In the regional election in Germany’s most populous state, North Rhine-Westphalia, on Sunday May 15, Chancellor Olaf Scholz’s Social Democrats (SPD) and the liberal FDP suffered major losses , while their third federal coalition partner, the Greens, tripled their vote share.

The election was widely seen as a “federal mini-election” and rocked the coalition in Berlin.

The SPD, the main party in government, did everything possible to cover up the coup, with the party leadership going so far as to try to silence senior party members who publicly admitted defeat, national media reported. .

After SPD Health Minister Karl Lauterbach publicly called the election results a “clear defeat”, party leader Lars Klingbeil reportedly applauded him during an internal meeting on Monday (May 16th), the urging to “stick to the agreed communication”. strategy,” according to The Spiegel.

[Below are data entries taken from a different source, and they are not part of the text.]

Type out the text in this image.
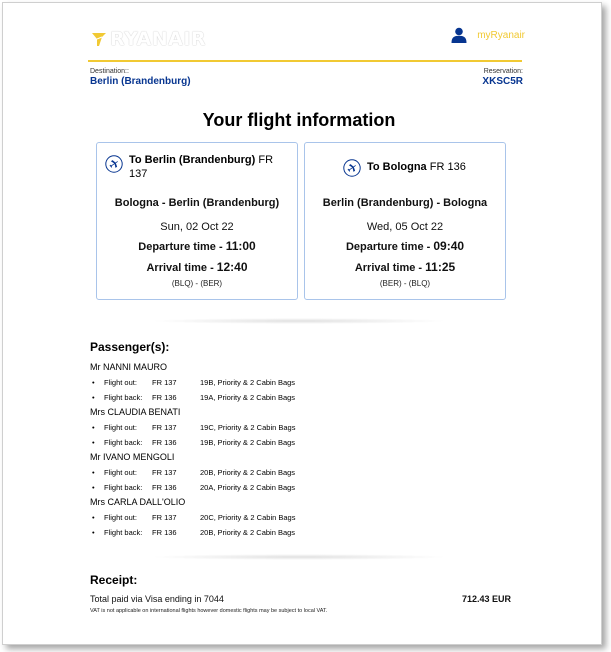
RYANAIR	myRyanair
Destination::
Berlin (Brandenburg)
Reservation:
XKSC5R
Your flight information
To Berlin (Brandenburg) FR 137
Bologna - Berlin (Brandenburg)
Sun, 02 Oct 22
Departure time - 11:00
Arrival time - 12:40
(BLQ) - (BER)
To Bologna FR 136
Berlin (Brandenburg) - Bologna
Wed, 05 Oct 22
Departure time - 09:40
Arrival time - 11:25
(BER) - (BLQ)
Passenger(s):
Mr NANNI MAURO
•	Flight out:	FR 137	19B, Priority & 2 Cabin Bags
•	Flight back:	FR 136	19A, Priority & 2 Cabin Bags
Mrs CLAUDIA BENATI
•	Flight out:	FR 137	19C, Priority & 2 Cabin Bags
•	Flight back:	FR 136	19B, Priority & 2 Cabin Bags
Mr IVANO MENGOLI
•	Flight out:	FR 137	20B, Priority & 2 Cabin Bags
•	Flight back:	FR 136	20A, Priority & 2 Cabin Bags
Mrs CARLA DALL'OLIO
•	Flight out:	FR 137	20C, Priority & 2 Cabin Bags
•	Flight back:	FR 136	20B, Priority & 2 Cabin Bags
Receipt:
Total paid via Visa ending in 7044	712.43 EUR
VAT is not applicable on international flights however domestic flights may be subject to local VAT.
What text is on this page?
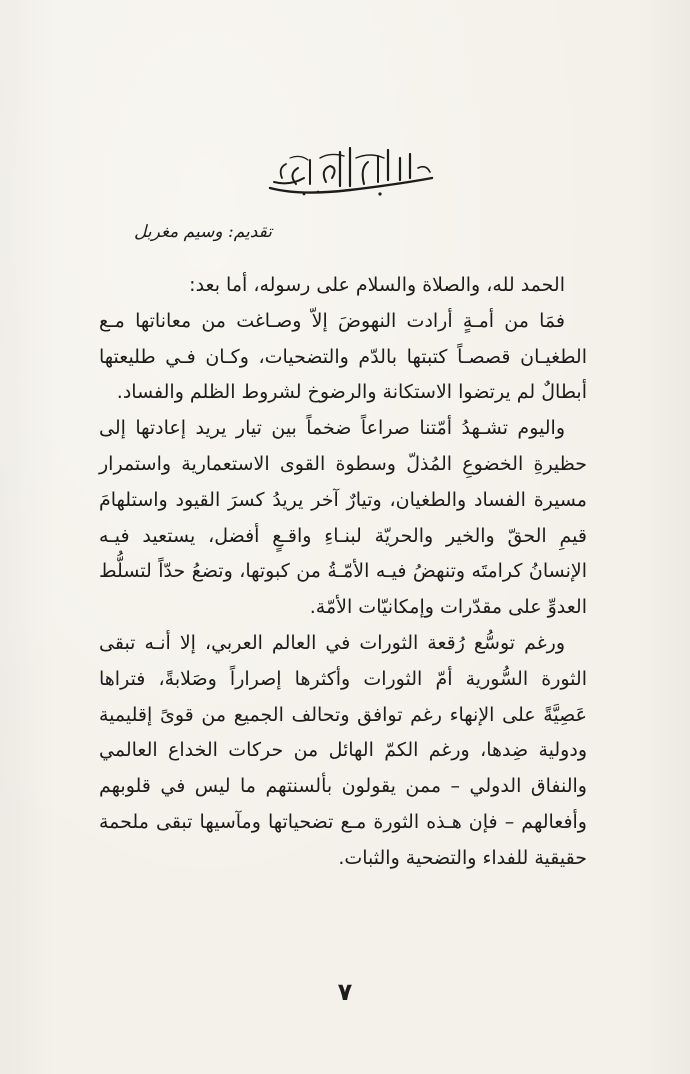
تقديم: وسيم مغربل

الحمد لله، والصلاة والسلام على رسوله، أما بعد:

فمَا من أمـةٍ أرادت النهوضَ إلاّ وصـاغت من معاناتها مـع الطغيـان قصصـاً كتبتها بالدّم والتضحيات، وكـان فـي طليعتها أبطالٌ لم يرتضوا الاستكانة والرضوخ لشروط الظلم والفساد.

واليوم تشـهدُ أمّتنا صراعاً ضخماً بين تيار يريد إعادتها إلى حظيرةِ الخضوعِ المُذلّ وسطوة القوى الاستعمارية واستمرار مسيرة الفساد والطغيان، وتيارٌ آخر يريدُ كسرَ القيود واستلهامَ قيمِ الحقّ والخير والحريّة لبنـاءِ واقـعٍ أفضل، يستعيد فيـه الإنسانُ كرامتَه وتنهضُ فيـه الأمّـةُ من كبوتها، وتضعُ حدّاً لتسلُّط العدوِّ على مقدّرات وإمكانيّات الأمّة.

ورغم توسُّع رُقعة الثورات في العالم العربي، إلا أنـه تبقى الثورة السُّورية أمّ الثورات وأكثرها إصراراً وصَلابةً، فتراها عَصِيَّةً على الإنهاء رغم توافق وتحالف الجميع من قوىً إقليمية ودولية ضِدها، ورغم الكمّ الهائل من حركات الخداع العالمي والنفاق الدولي – ممن يقولون بألسنتهم ما ليس في قلوبهم وأفعالهم – فإن هـذه الثورة مـع تضحياتها ومآسيها تبقى ملحمة حقيقية للفداء والتضحية والثبات.

٧
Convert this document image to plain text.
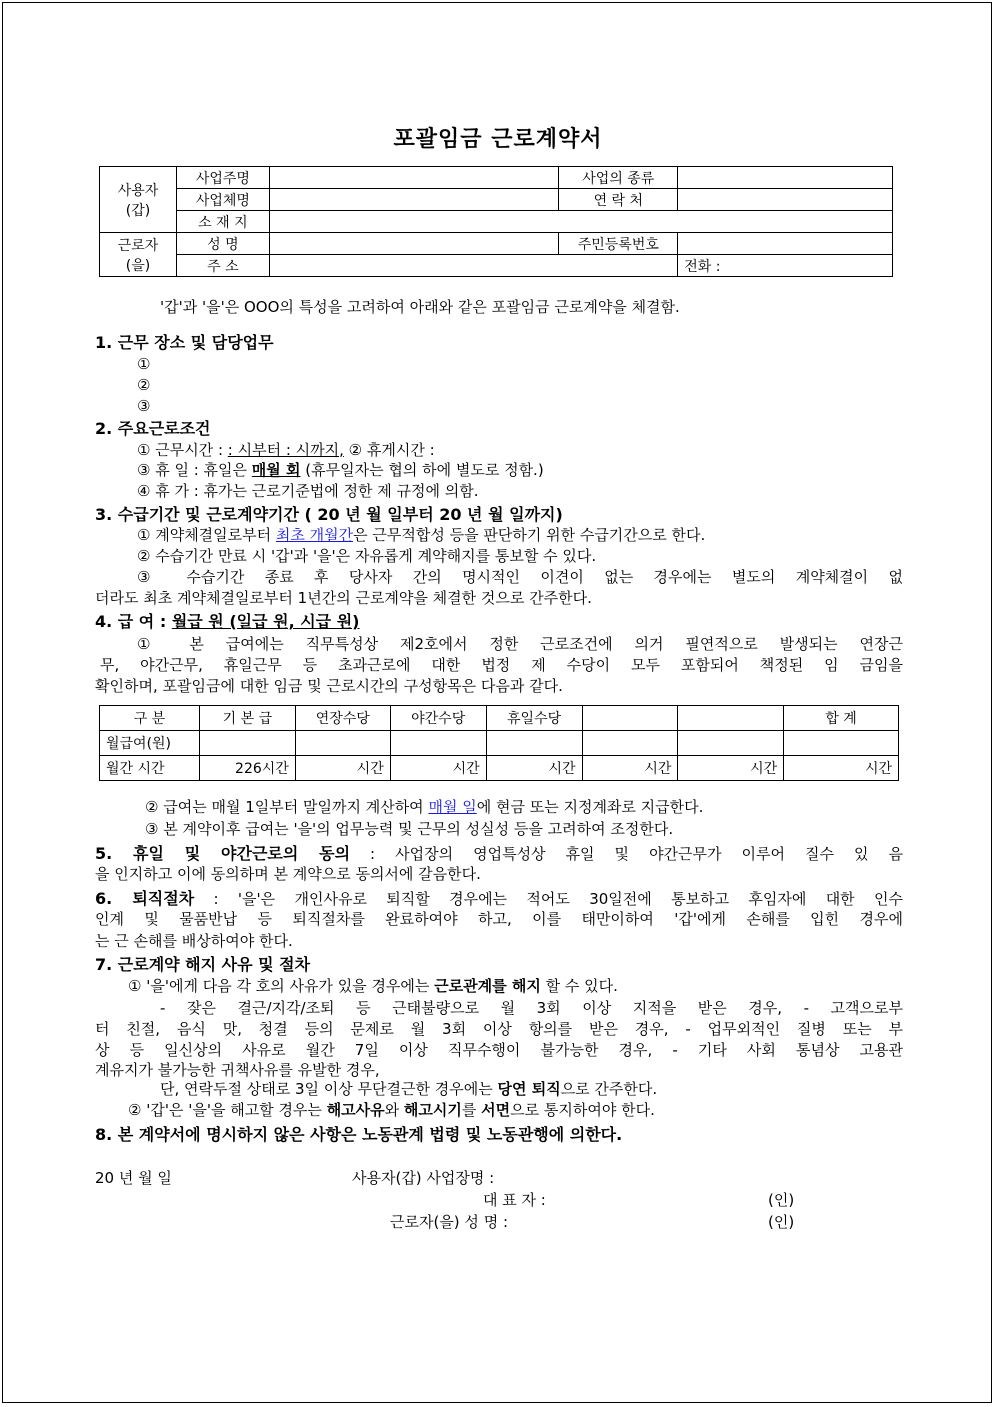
포괄임금 근로계약서
사용자
(갑)	사업주명		사업의 종류	
	사업체명		연 락 처	
	소 재 지			

근로자
(을)	성 명		주민등록번호	
	주 소			전화 :
'갑'과 '을'은 OOO의 특성을 고려하여 아래와 같은 포괄임금 근로계약을 체결함.
1. 근무 장소 및 담당업무
①
②
③
2. 주요근로조건
① 근무시간 : : 시부터 : 시까지, ② 휴게시간 :
③ 휴 일 : 휴일은 매월 회 (휴무일자는 협의 하에 별도로 정함.)
④ 휴 가 : 휴가는 근로기준법에 정한 제 규정에 의함.
3. 수급기간 및 근로계약기간 ( 20 년 월 일부터 20 년 월 일까지)
① 계약체결일로부터 최초 개월간은 근무적합성 등을 판단하기 위한 수급기간으로 한다.
② 수습기간 만료 시 '갑'과 '을'은 자유롭게 계약해지를 통보할 수 있다.
③ 수습기간 종료 후 당사자 간의 명시적인 이견이 없는 경우에는 별도의 계약체결이 없
더라도 최초 계약체결일로부터 1년간의 근로계약을 체결한 것으로 간주한다.
4. 급 여 : 월급 원 (일급 원, 시급 원)
① 본 급여에는 직무특성상 제2호에서 정한 근로조건에 의거 필연적으로 발생되는 연장근
무, 야간근무, 휴일근무 등 초과근로에 대한 법정 제 수당이 모두 포함되어 책정된 임 금임을
확인하며, 포괄임금에 대한 임금 및 근로시간의 구성항목은 다음과 같다.
구 분	기 본 급	연장수당	야간수당	휴일수당			합 계
월급여(원)							
월간 시간	226시간	시간	시간	시간	시간	시간	시간
② 급여는 매월 1일부터 말일까지 계산하여 매월 일에 현금 또는 지정계좌로 지급한다.
③ 본 계약이후 급여는 '을'의 업무능력 및 근무의 성실성 등을 고려하여 조정한다.
5. 휴일 및 야간근로의 동의 : 사업장의 영업특성상 휴일 및 야간근무가 이루어 질수 있 음
을 인지하고 이에 동의하며 본 계약으로 동의서에 갈음한다.
6. 퇴직절차 : '을'은 개인사유로 퇴직할 경우에는 적어도 30일전에 통보하고 후임자에 대한 인수
인계 및 물품반납 등 퇴직절차를 완료하여야 하고, 이를 태만이하여 '갑'에게 손해를 입힌 경우에
는 근 손해를 배상하여야 한다.
7. 근로계약 해지 사유 및 절차
① '을'에게 다음 각 호의 사유가 있을 경우에는 근로관계를 해지 할 수 있다.
- 잦은 결근/지각/조퇴 등 근태불량으로 월 3회 이상 지적을 받은 경우, - 고객으로부
터 친절, 음식 맛, 청결 등의 문제로 월 3회 이상 항의를 받은 경우, - 업무외적인 질병 또는 부
상 등 일신상의 사유로 월간 7일 이상 직무수행이 불가능한 경우, - 기타 사회 통념상 고용관
계유지가 불가능한 귀책사유를 유발한 경우,
단, 연락두절 상태로 3일 이상 무단결근한 경우에는 당연 퇴직으로 간주한다.
② '갑'은 '을'을 해고할 경우는 해고사유와 해고시기를 서면으로 통지하여야 한다.
8. 본 계약서에 명시하지 않은 사항은 노동관계 법령 및 노동관행에 의한다.
20 년 월 일	사용자(갑) 사업장명 :
대 표 자 :	(인)
근로자(을) 성 명 :	(인)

Unafraid to acknowledge their dismal result, FDP members called on the party to focus on its brand within the governing coalition to regain ground. “I want my party to be more visible within the coalition,” Secretary General Bijan Djir-Sarai told state television. Some see this call for visibility as the FDP being more vocal in its opposition to Scholz and the SPD than when it criticized the chief chancellor’s line on arms deliveries to Ukraine.

Even the Greens, who were among the big winners on Sunday, are faced with a balancing act. While the party now has the chance to strengthen its position in the Berlin government, celebrating its victory too openly would risk alienating its coalition partners.